Winona County's human services leadership told commissioners the department faces growing demand, long wait lists and complex funding rules that limit flexibility in how services are delivered.
During a detailed presentation, Jill explained federal funds flow through the state and are distributed to counties under differing rules. She told the board some federal funding streams have temporarily paused for a set of high-risk services, and noted the county must track GL codes, eligibility decisions and medical-necessity authorizations for numerous program areas.

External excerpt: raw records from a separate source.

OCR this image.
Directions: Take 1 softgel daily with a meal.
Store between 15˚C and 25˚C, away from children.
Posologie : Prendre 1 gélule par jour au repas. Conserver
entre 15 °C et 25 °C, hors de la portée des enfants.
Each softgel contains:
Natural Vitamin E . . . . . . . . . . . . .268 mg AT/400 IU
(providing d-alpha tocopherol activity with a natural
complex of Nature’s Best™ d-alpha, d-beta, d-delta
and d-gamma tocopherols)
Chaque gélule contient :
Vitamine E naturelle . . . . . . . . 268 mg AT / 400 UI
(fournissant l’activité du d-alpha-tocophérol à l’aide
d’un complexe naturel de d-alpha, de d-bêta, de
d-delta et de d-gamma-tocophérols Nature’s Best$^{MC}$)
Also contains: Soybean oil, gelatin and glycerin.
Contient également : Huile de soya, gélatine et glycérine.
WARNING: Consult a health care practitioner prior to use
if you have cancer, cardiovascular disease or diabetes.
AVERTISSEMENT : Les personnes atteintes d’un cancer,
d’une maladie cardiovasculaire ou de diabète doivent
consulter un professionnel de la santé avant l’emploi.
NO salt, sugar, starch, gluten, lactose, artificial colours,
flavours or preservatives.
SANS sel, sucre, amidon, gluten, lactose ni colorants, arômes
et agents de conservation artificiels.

Jill highlighted two pressing operational problems: a 100-person wait list for services under age 65 and a 50-person wait list for over-65 services. She said the county's staff cannot easily expand capacity given hiring constraints and that private insurers ("the Blues") currently contract with the county for some services; staff proposed ceasing delivery to commercially covered clients (Blue Cross members) so the county can prioritize state-mandated caseloads and reduce the wait list.
"We are anticipating at least 80 percent of those 100 people will need case management," Jill said, adding the transition would take time and that the county would continue to deliver mandated services.
Commissioners asked whether clients would receive equal or better service from private HMOs; staff said private plans can cover those clients but that the administrative burden for county teams seeking reimbursement is significant. Commissioners requested a transition plan, cost analyses and additional detail on how many positions would be reallocated or reduced.
Why it matters: Aging and disability-related service demand is rising across Minnesota. The county faces immediate pressure to move people off wait lists while balancing state mandates and county staffing limits.
Next step: Staff will draft a transition timeline and phasing options — including projected net savings, FTE adjustments and a one-year estimate for realizing any staffing efficiencies — and return to the board with specifics.